There are so many. When I was very young, I travel a lot through Europe. I had such fun exploring so many areas, particularly in Italy. I don’t think there is anywhere I wouldn’t like to go. I grew up in the Southwest and loved the four corner regions of the US. I am very lucky. My life has been rich in travel, and I believe it has opened my eyes to so much I never would have known about with the opportunity to travel.

What’s your least favorite chore?

Grocery shopping. I love to cook and I view food as an art. In fact, in my series, Carol Childs’ best friend is a gourmet cook. If everyone could have such a friend, we’d all be ten pounds heavier.

Do you give your characters any of your bad traits?
Do I have to be honest? Carol is driven. I was driven. I loved working for a news talk station and Carol is much the same.  Consequently, relationships frequently took a back seat to her career. 

If you had a talk show who would your dream guests be?

Stephen King and Lee Child.

Describe yourself in 5 words.

Obsessive. Compulsive. Sensitive. 

What is your favorite movie?
Gone with the Wind

Do you have a favorite book?

Gone with the Wind.

What are you working on now?

I’m working on the fourth book in the Carol Childs Series.

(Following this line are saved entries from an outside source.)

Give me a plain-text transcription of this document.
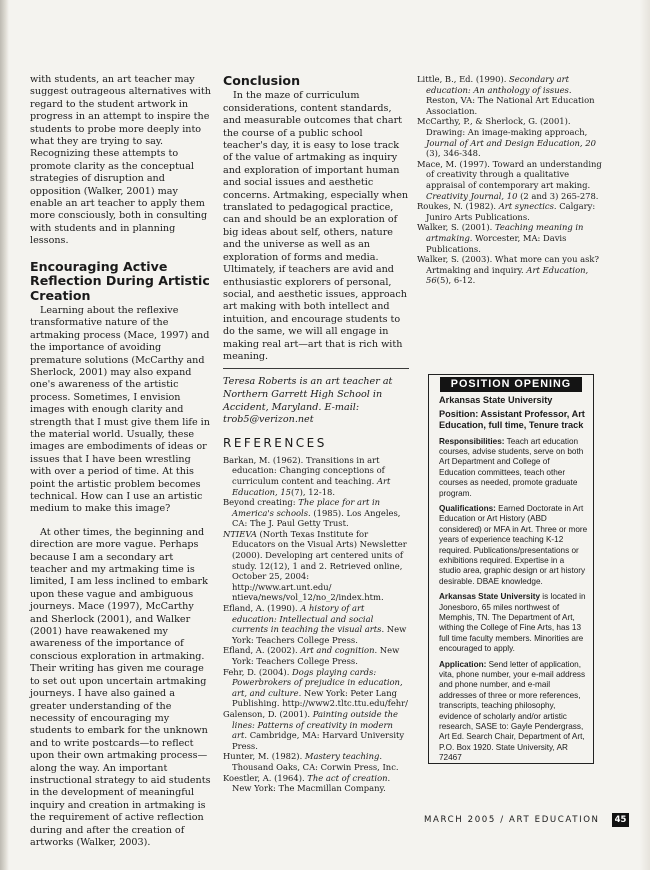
with students, an art teacher may suggest outrageous alternatives with regard to the student artwork in progress in an attempt to inspire the students to probe more deeply into what they are trying to say. Recognizing these attempts to promote clarity as the conceptual strategies of disruption and opposition (Walker, 2001) may enable an art teacher to apply them more consciously, both in consulting with students and in planning lessons.

Encouraging Active Reflection During Artistic Creation

Learning about the reflexive transformative nature of the artmaking process (Mace, 1997) and the importance of avoiding premature solutions (McCarthy and Sherlock, 2001) may also expand one's awareness of the artistic process. Sometimes, I envision images with enough clarity and strength that I must give them life in the material world. Usually, these images are embodiments of ideas or issues that I have been wrestling with over a period of time. At this point the artistic problem becomes technical. How can I use an artistic medium to make this image?

At other times, the beginning and direction are more vague. Perhaps because I am a secondary art teacher and my artmaking time is limited, I am less inclined to embark upon these vague and ambiguous journeys. Mace (1997), McCarthy and Sherlock (2001), and Walker (2001) have reawakened my awareness of the importance of conscious exploration in artmaking. Their writing has given me courage to set out upon uncertain artmaking journeys. I have also gained a greater understanding of the necessity of encouraging my students to embark for the unknown and to write postcards—to reflect upon their own artmaking process—along the way. An important instructional strategy to aid students in the development of meaningful inquiry and creation in artmaking is the requirement of active reflection during and after the creation of artworks (Walker, 2003).

Conclusion

In the maze of curriculum considerations, content standards, and measurable outcomes that chart the course of a public school teacher's day, it is easy to lose track of the value of artmaking as inquiry and exploration of important human and social issues and aesthetic concerns. Artmaking, especially when translated to pedagogical practice, can and should be an exploration of big ideas about self, others, nature and the universe as well as an exploration of forms and media. Ultimately, if teachers are avid and enthusiastic explorers of personal, social, and aesthetic issues, approach art making with both intellect and intuition, and encourage students to do the same, we will all engage in making real art—art that is rich with meaning.

Teresa Roberts is an art teacher at Northern Garrett High School in Accident, Maryland. E-mail: trob5@verizon.net

REFERENCES

Barkan, M. (1962). Transitions in art education: Changing conceptions of curriculum content and teaching. Art Education, 15(7), 12-18.

Beyond creating: The place for art in America's schools. (1985). Los Angeles, CA: The J. Paul Getty Trust.

NTIEVA (North Texas Institute for Educators on the Visual Arts) Newsletter (2000). Developing art centered units of study. 12(12), 1 and 2. Retrieved online, October 25, 2004: http://www.art.unt.edu/ ntieva/news/vol_12/no_2/index.htm.

Efland, A. (1990). A history of art education: Intellectual and social currents in teaching the visual arts. New York: Teachers College Press.

Efland, A. (2002). Art and cognition. New York: Teachers College Press.

Fehr, D. (2004). Dogs playing cards: Powerbrokers of prejudice in education, art, and culture. New York: Peter Lang Publishing. http://www2.tltc.ttu.edu/fehr/

Galenson, D. (2001). Painting outside the lines: Patterns of creativity in modern art. Cambridge, MA: Harvard University Press.

Hunter, M. (1982). Mastery teaching. Thousand Oaks, CA: Corwin Press, Inc.

Koestler, A. (1964). The act of creation. New York: The Macmillan Company.

Little, B., Ed. (1990). Secondary art education: An anthology of issues. Reston, VA: The National Art Education Association.

McCarthy, P., & Sherlock, G. (2001). Drawing: An image-making approach, Journal of Art and Design Education, 20 (3), 346-348.

Mace, M. (1997). Toward an understanding of creativity through a qualitative appraisal of contemporary art making. Creativity Journal, 10 (2 and 3) 265-278.

Roukes, N. (1982). Art synectics. Calgary: Juniro Arts Publications.

Walker, S. (2001). Teaching meaning in artmaking. Worcester, MA: Davis Publications.

Walker, S. (2003). What more can you ask? Artmaking and inquiry. Art Education, 56(5), 6-12.

POSITION OPENING
Arkansas State University
Position: Assistant Professor, Art Education, full time, Tenure track
Responsibilities: Teach art education courses, advise students, serve on both Art Department and College of Education committees, teach other courses as needed, promote graduate program.
Qualifications: Earned Doctorate in Art Education or Art History (ABD considered) or MFA in Art. Three or more years of experience teaching K-12 required. Publications/presentations or exhibitions required. Expertise in a studio area, graphic design or art history desirable. DBAE knowledge.
Arkansas State University is located in Jonesboro, 65 miles northwest of Memphis, TN. The Department of Art, withing the College of Fine Arts, has 13 full time faculty members. Minorities are encouraged to apply.
Application: Send letter of application, vita, phone number, your e-mail address and phone number, and e-mail addresses of three or more references, transcripts, teaching philosophy, evidence of scholarly and/or artistic research, SASE to: Gayle Pendergrass, Art Ed. Search Chair, Department of Art, P.O. Box 1920. State University, AR 72467
MARCH 2005 / ART EDUCATION	45
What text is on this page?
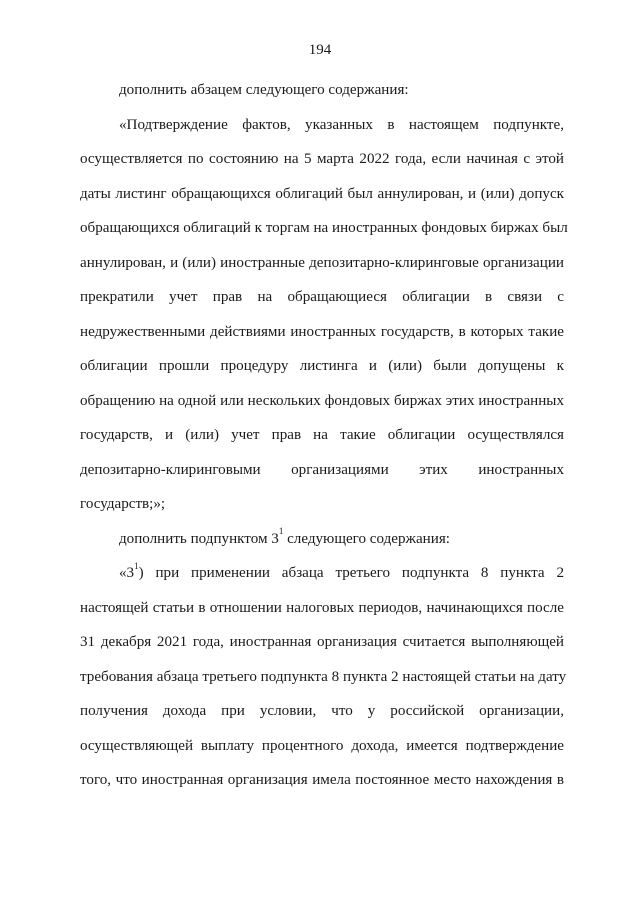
194
дополнить абзацем следующего содержания:
«Подтверждение фактов, указанных в настоящем подпункте,
осуществляется по состоянию на 5 марта 2022 года, если начиная с этой
даты листинг обращающихся облигаций был аннулирован, и (или) допуск
обращающихся облигаций к торгам на иностранных фондовых биржах был
аннулирован, и (или) иностранные депозитарно-клиринговые организации
прекратили учет прав на обращающиеся облигации в связи с
недружественными действиями иностранных государств, в которых такие
облигации прошли процедуру листинга и (или) были допущены к
обращению на одной или нескольких фондовых биржах этих иностранных
государств, и (или) учет прав на такие облигации осуществлялся
депозитарно-клиринговыми организациями этих иностранных
государств;»;
дополнить подпунктом $3^1$ следующего содержания:
«$3^1$) при применении абзаца третьего подпункта 8 пункта 2
настоящей статьи в отношении налоговых периодов, начинающихся после
31 декабря 2021 года, иностранная организация считается выполняющей
требования абзаца третьего подпункта 8 пункта 2 настоящей статьи на дату
получения дохода при условии, что у российской организации,
осуществляющей выплату процентного дохода, имеется подтверждение
того, что иностранная организация имела постоянное место нахождения в
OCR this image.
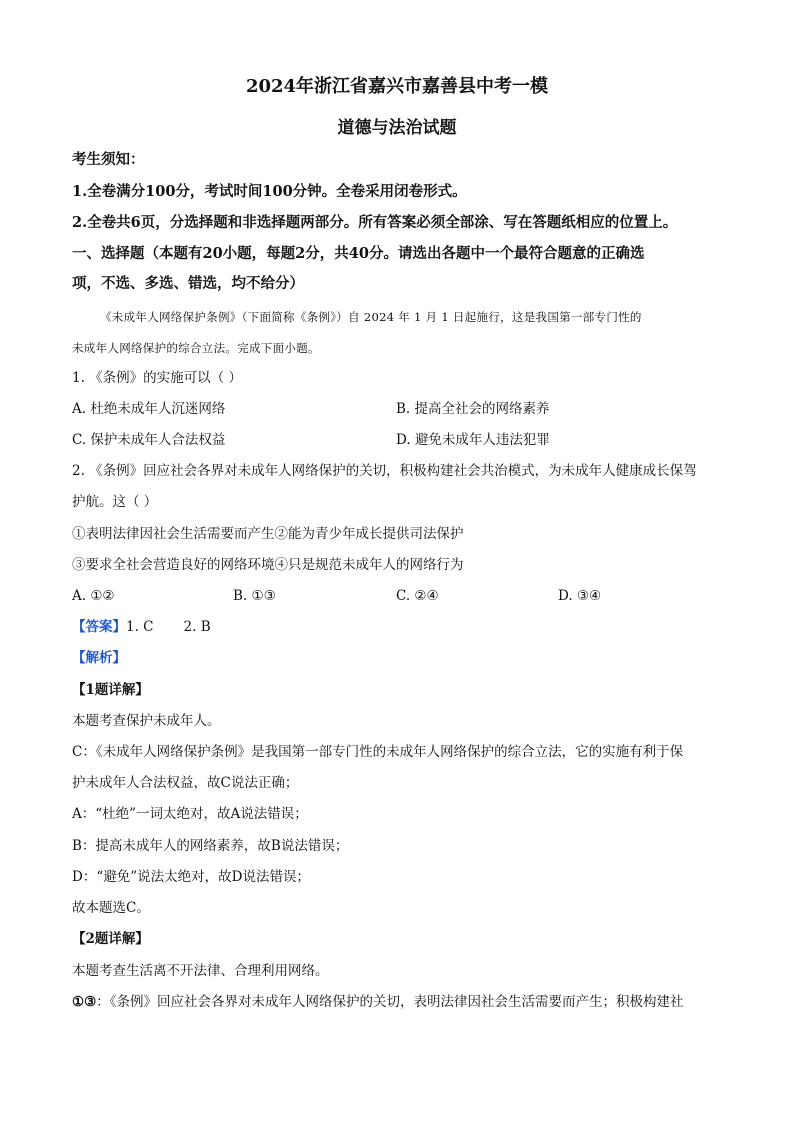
2024年浙江省嘉兴市嘉善县中考一模
道德与法治试题
考生须知：
1.全卷满分100分，考试时间100分钟。全卷采用闭卷形式。
2.全卷共6页，分选择题和非选择题两部分。所有答案必须全部涂、写在答题纸相应的位置上。
一、选择题（本题有20小题，每题2分，共40分。请选出各题中一个最符合题意的正确选
项，不选、多选、错选，均不给分）
《未成年人网络保护条例》（下面简称《条例》）自 2024 年 1 月 1 日起施行，这是我国第一部专门性的
未成年人网络保护的综合立法。完成下面小题。
1. 《条例》的实施可以（ ）
A. 杜绝未成年人沉迷网络	B. 提高全社会的网络素养
C. 保护未成年人合法权益	D. 避免未成年人违法犯罪
2. 《条例》回应社会各界对未成年人网络保护的关切，积极构建社会共治模式，为未成年人健康成长保驾
护航。这（ ）
①表明法律因社会生活需要而产生②能为青少年成长提供司法保护
③要求全社会营造良好的网络环境④只是规范未成年人的网络行为
A. ①②	B. ①③	C. ②④	D. ③④
【答案】1. C       2. B
【解析】
【1题详解】
本题考查保护未成年人。
C：《未成年人网络保护条例》是我国第一部专门性的未成年人网络保护的综合立法，它的实施有利于保
护未成年人合法权益，故C说法正确；
A：“杜绝”一词太绝对，故A说法错误；
B：提高未成年人的网络素养，故B说法错误；
D：“避免”说法太绝对，故D说法错误；
故本题选C。
【2题详解】
本题考查生活离不开法律、合理利用网络。
①③：《条例》回应社会各界对未成年人网络保护的关切，表明法律因社会生活需要而产生；积极构建社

Nancy Cole Silverman credits her twenty-five years in radio for helping her to develop an ear for storytelling. In 2001, Silverman retired from news and copywriting to write fiction full time. In 2014, Silverman signed with Henery Press for her new mystery series, The Carol Childs’ Mysteries. The first of the series, Shadow of Doubt, debuted in December 2014 and the second, Beyond a Doubt, debuted July 2015. The third, Without A Doubt, is available in May 2016.